Source: vogue.co.uk
I have lost count of the number of times I have heard women around me say “I don’t want to put hormones in my body if I can help it” when talking about contraception or trying to manage heavy periods, PMS or conditions like PCOS or endometriosis. But where does this fear come from?
Yes, there are many known side-effects to hormonal treatments (weight gain, skin problems, mood disturbance, gut issues) like the pill, and it can make some women feel awful. Others won’t feel anything. We also know that, because options are limited when it comes to women’s health (thanks to a systematic lack of funding for research), doctors often put women on hormonal medication in a leap of faith, hoping it will help. However, no two bodies will ever react in exactly the same way. It is important we remember that hormonal contraceptives can also be a godsend for some women – particularly as the wellness industry continues to expand and decry “traditional” medical intervention, a narrative that, if bought into, could potentially stop women finding relief.
I am about to try the combined pill again for the first time since I was 19, in an attempt to control cyclical pain (among other delightful symptoms) that is finally, after 12 years, being tentatively diagnosed as endometriosis – a condition for which the contraceptive pill is a first-line treatment option. I have tried all manner of hormonal interventions in the past – the Mirena coil, the mini-pill, oestrogen gel – in an attempt to control pain and psychological discomfort. I didn’t get on with any of them, but I strongly suspect that my subconscious aversion to taking anything “hormonal” had something to do with how I contemplated the experience. At this point I am willing to try what a kind, experienced gynaecologist suggests, because the pain gives me no other option.As Alexa Chung Shares Her Diagnosis, Here’s Everything You Need To Know About Endometriosis
The pervasive idea – that I bought into for some time – that our bodies should be as “pure” and “drug free” as possible is dangerous. In fact, I think it is one of the worst societal subtexts that pits women against each other. The common idea that there is nobility in being the woman who doesn’t need drugs; who’s had hardly any medical intervention; was the champion who gave birth drug-less, carries potential harm. The thought of there being women suffering with spirit-curdling pain each month and being dead-against taking a medication that might help because it isn’t “right” or “natural”, makes me very sad indeed.
The contraceptive pill is recommended by NICE as a treatment because it continues to have a good evidence base. Again, some women tolerate it better than others. Due to the huge differences in physiology from one woman to the next, we don’t know whether it will work for us until we try it. But trying what’s available to us is precisely what we should be encouraging women who are suffering to do – just as we should be encouraging basic diet and lifestyle changes. (Smokers have an increased risk of having bad period pain, for example.) If we are in pain and are well-informed about our options, nothing that has an evidence base should be off the table.
The language around this fear of hormones really interests me. We often reject the notion of putting “hormones” – the word imbued with a certain dirtiness – into our bodies… as if hormones aren’t what keep us alive. Perhaps it’s the idea of foreign agents – synthetic versions of what we naturally have that supposedly make us fat, mad and sad sometimes. But this growing fetishisation of “natural” – keeping our bodies as “clean” and pure as possible – has capitalised on our fears and been marketed to us as an ideal to make money from us.

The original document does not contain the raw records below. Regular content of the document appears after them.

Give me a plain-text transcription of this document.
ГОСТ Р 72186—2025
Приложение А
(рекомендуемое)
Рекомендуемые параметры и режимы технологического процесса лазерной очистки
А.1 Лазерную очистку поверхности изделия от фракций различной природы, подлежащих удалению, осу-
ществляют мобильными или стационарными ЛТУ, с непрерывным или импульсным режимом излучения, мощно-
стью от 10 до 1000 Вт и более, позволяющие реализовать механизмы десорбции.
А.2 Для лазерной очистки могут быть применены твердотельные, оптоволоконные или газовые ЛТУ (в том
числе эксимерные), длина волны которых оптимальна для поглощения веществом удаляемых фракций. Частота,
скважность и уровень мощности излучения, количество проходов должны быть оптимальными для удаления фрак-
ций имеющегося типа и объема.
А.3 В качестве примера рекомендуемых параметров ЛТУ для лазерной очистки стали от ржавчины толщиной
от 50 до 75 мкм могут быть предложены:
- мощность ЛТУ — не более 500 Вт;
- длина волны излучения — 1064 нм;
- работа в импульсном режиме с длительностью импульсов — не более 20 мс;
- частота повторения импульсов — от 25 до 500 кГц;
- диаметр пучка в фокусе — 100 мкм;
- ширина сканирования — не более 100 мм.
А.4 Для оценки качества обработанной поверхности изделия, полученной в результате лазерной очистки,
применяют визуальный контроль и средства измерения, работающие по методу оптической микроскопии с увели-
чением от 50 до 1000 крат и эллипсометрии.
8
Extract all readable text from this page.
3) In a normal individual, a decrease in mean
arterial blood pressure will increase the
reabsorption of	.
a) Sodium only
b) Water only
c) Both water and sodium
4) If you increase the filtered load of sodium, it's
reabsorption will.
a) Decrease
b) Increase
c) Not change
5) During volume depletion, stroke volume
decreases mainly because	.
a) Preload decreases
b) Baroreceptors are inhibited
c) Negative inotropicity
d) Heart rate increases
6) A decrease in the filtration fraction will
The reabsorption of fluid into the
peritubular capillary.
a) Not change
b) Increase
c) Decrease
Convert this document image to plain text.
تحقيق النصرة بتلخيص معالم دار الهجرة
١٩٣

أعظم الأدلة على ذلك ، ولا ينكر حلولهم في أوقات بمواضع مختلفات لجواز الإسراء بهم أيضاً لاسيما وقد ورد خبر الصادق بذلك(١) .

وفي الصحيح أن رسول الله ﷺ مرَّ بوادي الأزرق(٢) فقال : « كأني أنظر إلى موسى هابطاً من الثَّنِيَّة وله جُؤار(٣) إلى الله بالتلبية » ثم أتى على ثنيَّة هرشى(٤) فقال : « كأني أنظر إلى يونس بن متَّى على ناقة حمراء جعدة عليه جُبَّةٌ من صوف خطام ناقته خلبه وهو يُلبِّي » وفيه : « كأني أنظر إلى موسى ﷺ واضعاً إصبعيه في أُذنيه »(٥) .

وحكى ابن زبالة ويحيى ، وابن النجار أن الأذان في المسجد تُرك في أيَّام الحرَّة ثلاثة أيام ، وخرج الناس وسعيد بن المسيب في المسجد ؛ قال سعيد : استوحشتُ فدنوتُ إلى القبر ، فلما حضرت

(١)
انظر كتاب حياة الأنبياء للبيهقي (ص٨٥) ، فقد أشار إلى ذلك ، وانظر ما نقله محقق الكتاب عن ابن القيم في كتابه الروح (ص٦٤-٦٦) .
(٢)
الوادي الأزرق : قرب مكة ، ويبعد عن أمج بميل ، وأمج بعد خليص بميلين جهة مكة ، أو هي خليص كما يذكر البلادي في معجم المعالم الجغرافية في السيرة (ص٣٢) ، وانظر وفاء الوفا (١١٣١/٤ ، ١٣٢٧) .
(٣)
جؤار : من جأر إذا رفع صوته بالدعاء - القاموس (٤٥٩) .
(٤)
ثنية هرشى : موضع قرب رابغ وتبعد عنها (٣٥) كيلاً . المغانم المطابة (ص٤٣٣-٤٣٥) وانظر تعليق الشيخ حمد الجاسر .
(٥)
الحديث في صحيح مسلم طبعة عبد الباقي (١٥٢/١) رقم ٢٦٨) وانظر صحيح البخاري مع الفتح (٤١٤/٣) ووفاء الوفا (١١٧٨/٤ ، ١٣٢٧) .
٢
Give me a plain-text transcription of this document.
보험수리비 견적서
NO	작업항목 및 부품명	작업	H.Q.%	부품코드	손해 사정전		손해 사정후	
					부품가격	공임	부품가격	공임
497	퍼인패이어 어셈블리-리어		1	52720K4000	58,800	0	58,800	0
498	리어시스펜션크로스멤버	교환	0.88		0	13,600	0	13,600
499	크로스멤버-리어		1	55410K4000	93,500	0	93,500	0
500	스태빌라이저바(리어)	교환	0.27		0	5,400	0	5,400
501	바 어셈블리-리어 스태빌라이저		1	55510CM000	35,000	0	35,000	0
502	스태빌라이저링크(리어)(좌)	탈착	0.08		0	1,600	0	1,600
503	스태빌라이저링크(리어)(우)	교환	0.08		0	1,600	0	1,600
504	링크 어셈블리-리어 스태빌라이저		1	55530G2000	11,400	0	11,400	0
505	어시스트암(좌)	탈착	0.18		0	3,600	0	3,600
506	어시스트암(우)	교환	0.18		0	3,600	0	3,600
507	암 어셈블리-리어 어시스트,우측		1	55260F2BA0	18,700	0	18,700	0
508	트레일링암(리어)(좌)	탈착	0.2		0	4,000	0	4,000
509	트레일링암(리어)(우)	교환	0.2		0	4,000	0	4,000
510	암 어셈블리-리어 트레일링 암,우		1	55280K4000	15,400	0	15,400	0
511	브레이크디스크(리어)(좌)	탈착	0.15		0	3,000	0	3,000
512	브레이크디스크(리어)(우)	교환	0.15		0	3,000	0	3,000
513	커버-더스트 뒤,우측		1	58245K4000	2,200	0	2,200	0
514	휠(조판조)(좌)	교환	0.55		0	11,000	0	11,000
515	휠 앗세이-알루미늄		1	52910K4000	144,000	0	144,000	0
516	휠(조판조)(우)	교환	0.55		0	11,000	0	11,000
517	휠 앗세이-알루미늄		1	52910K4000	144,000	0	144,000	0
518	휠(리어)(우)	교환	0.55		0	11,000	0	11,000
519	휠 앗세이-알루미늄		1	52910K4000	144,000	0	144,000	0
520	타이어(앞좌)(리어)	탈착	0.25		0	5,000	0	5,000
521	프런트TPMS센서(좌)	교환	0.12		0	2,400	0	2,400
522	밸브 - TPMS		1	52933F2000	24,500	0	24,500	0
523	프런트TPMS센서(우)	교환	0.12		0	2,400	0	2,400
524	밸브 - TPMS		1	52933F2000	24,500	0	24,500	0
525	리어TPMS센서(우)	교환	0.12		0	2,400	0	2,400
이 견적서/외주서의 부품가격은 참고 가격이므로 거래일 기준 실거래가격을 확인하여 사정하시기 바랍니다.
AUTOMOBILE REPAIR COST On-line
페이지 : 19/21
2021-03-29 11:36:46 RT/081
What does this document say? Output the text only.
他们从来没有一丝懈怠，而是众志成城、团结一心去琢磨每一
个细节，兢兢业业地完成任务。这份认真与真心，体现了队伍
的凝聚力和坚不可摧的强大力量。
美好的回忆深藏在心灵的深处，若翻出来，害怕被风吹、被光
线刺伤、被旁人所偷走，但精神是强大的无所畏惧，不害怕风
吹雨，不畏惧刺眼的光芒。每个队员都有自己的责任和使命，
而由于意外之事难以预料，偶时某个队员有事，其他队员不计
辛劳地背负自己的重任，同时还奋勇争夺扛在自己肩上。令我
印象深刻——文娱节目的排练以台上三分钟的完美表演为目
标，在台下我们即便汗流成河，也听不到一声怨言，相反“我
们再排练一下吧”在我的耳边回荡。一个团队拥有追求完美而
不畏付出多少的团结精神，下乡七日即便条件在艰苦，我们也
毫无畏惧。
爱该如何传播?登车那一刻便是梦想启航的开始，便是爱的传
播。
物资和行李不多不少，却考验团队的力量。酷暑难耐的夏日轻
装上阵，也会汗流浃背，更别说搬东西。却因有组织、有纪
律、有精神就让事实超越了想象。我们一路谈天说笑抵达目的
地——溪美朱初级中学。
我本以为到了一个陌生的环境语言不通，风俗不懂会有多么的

There has been a powerful shift in the way women conceptualise and treat their health. According to figures from the Global Wellness Institute, the global wellness industry grew 10.6 per cent from 2013 to 2015: from $3.36 trillion to a $3.72 trillion market. It is easy (and sensible) to scoff at anyone in the wellness industry making dubious, cure-all claims, but we need to think about why these claims have so much power.
As many have argued, women in the Western world have created their own alternative healthcare system in clear response to being routinely dehumanised and dismissed by the medical establishment. Only, promises from wellness “practitioners” often have foundations of sand. “Clean” is a particularly pernicious term, for example, because while regulatory bodies have started to watch companies using “natural” as a marketing tool much more closely, “clean” is far more nebulous, less open to challenge.
There is no value in living in pain, no virtue in suffering. If we are encouraging women to be open about the realities of inhabiting their bodies, let’s encourage them to be properly informed, ask more questions from caregivers about what might help, and do away with this bogus idea of “purity”. A woman should be able to take whatever she has found gives her some peace of mind and body without feeling guilty.